If you are a "geek" like me, you have encountered many posts regarding how to explain search engine optimization (SEO) to your clients or workplace. I have come across many (good and bad) analogies to SEO using physical fitness, fishing, even sex. The truth is that many web marketers, myself included, are routinely challenged how to explain the purpose of SEO to the uninformed.
Personally, I identify with numbers. The bottom-line resonates with me; perhaps it's my experience working with (and for) small-businesses. I have seen estimates ranging anywhere from 240,000,000 to over 1,000,000,000,000 total websites available on the WWW. Regardless of the total number, it should be clear that your web presence is going to be hard to come by for the average web user.

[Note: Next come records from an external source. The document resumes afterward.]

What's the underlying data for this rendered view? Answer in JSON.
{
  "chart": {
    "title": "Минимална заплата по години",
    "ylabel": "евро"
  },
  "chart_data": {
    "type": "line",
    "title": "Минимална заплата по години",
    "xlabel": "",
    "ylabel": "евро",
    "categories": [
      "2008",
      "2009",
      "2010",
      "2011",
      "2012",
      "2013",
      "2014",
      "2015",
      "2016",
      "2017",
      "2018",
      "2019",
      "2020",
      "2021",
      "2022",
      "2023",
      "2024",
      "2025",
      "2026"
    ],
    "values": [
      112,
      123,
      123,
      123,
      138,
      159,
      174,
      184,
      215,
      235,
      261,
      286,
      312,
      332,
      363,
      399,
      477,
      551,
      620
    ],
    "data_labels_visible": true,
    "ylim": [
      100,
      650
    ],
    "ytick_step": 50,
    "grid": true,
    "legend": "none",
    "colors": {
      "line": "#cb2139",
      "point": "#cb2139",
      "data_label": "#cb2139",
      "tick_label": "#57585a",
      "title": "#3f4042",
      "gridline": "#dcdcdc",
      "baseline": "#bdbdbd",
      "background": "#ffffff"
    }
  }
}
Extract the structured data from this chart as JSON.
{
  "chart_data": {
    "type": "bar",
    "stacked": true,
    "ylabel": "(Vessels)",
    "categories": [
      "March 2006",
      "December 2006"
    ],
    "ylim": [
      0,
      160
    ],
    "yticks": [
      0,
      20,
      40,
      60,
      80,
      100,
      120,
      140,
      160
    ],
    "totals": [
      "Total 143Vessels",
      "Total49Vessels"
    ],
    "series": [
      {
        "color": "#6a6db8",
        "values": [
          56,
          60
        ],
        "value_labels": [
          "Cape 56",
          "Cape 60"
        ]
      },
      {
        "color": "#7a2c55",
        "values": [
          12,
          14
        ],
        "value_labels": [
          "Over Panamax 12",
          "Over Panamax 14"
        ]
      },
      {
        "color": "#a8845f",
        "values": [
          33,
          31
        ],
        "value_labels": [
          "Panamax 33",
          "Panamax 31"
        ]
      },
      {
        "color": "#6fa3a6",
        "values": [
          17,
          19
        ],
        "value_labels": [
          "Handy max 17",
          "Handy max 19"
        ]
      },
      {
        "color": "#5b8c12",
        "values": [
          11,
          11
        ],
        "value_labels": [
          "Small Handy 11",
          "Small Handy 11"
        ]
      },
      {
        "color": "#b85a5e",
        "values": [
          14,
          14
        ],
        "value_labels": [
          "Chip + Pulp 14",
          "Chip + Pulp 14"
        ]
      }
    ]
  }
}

It's imperative that you do everything in your power to ensure that your particular site becomes viewed by your audience. Otherwise, your site will not be noticed and you are throwing away your money - period.
About this time in the conversation, I usually receive a half-sarcastic (though perfectly reasonable) question. "Shouldn't you program all of your websites to allow for search engines to find your site?" The simple answer is - Yes! I firmly believe that EVERY web developer should have basic knowledge of internal (website specific) search engine optimization tactics and Best Practices. This includes programming website elements with the following considerations:
properly formatted CSS/HTML
META description tag
proper internal cross links
avoiding duplicate pages/content
creation and submittal of an XML sitemaps file
Tagging non-HTML content (such as PDFs, DOCs, Flash and AJAX)
-- But this is where search engine optimization ends in terms of programming.
Beyond these above-mentioned tactics, I feel that SEO is an extremely complicated task. For you see, the above best practice tactics only allow search engines with the ability to properly query (search) your content. They do not ensure that search engines WILL in fact come to your site. -- HUH?!
Just to be clear, search engine optimization includes many more tactics than simply programming a site effectively. SEO also involves the following skillsets, which I believe are better suited for a marketer as opposed to a programmer:
Can you identify keywords that are going to more likely get you listed within SERPs (Search Engine Results Pages)? It should not be a guessing game. Nor should it involve spoofing or cloaking results to "trick" search engines into querying your page.
It's always a wise idea to at least become familar with your competition. With regards to SEO, how does your site compare with the competition? What are they doing to ensure that their page appears within SERPs? How can you do a better job than them?
Organic linking strategies:
Is your site listed within third party business directories, local business listings, affiliate websites and networks?
Utilization of social media and other forms of emerging media:
Social media sites, blogs, forums, video sharing, and general WOM (word of mouth) sites all help in gaining your exposure.
Geo-targeting data when necessary:
Is your data more relevant in a particular country, state, region or zip code? There are tactics that you can employ to help users locate your site.
Great! A user/visitor has arrived at your site for the first time. How do you ensure that your information resonates with them and draws them into coming back? Does this involve refreshing content regularly or do you need to perform A/B and/or multivariate testing? How do you know when to apply a particular tactic to ensure this occurs?
There is quite a bit of "smoke and mirrors" with SEO. Unfortunately this field get's a bad rap for containing a good deal of "Snakeoil Salesman." The reputable ones routinely struggle to differentiate from the non-reputable. As a result, I feel a little education goes a long way in this field.
This differentiates me from others within my field. I strongly believe in teaching my clients and colleagues how to implement basic SEO strategies. I believe there are simple tactics that others can do that will aid in achieving a desired result.
After all, wouldn't education help alleviate the need to explain the importance of SEO to your clients and colleagues in the first place?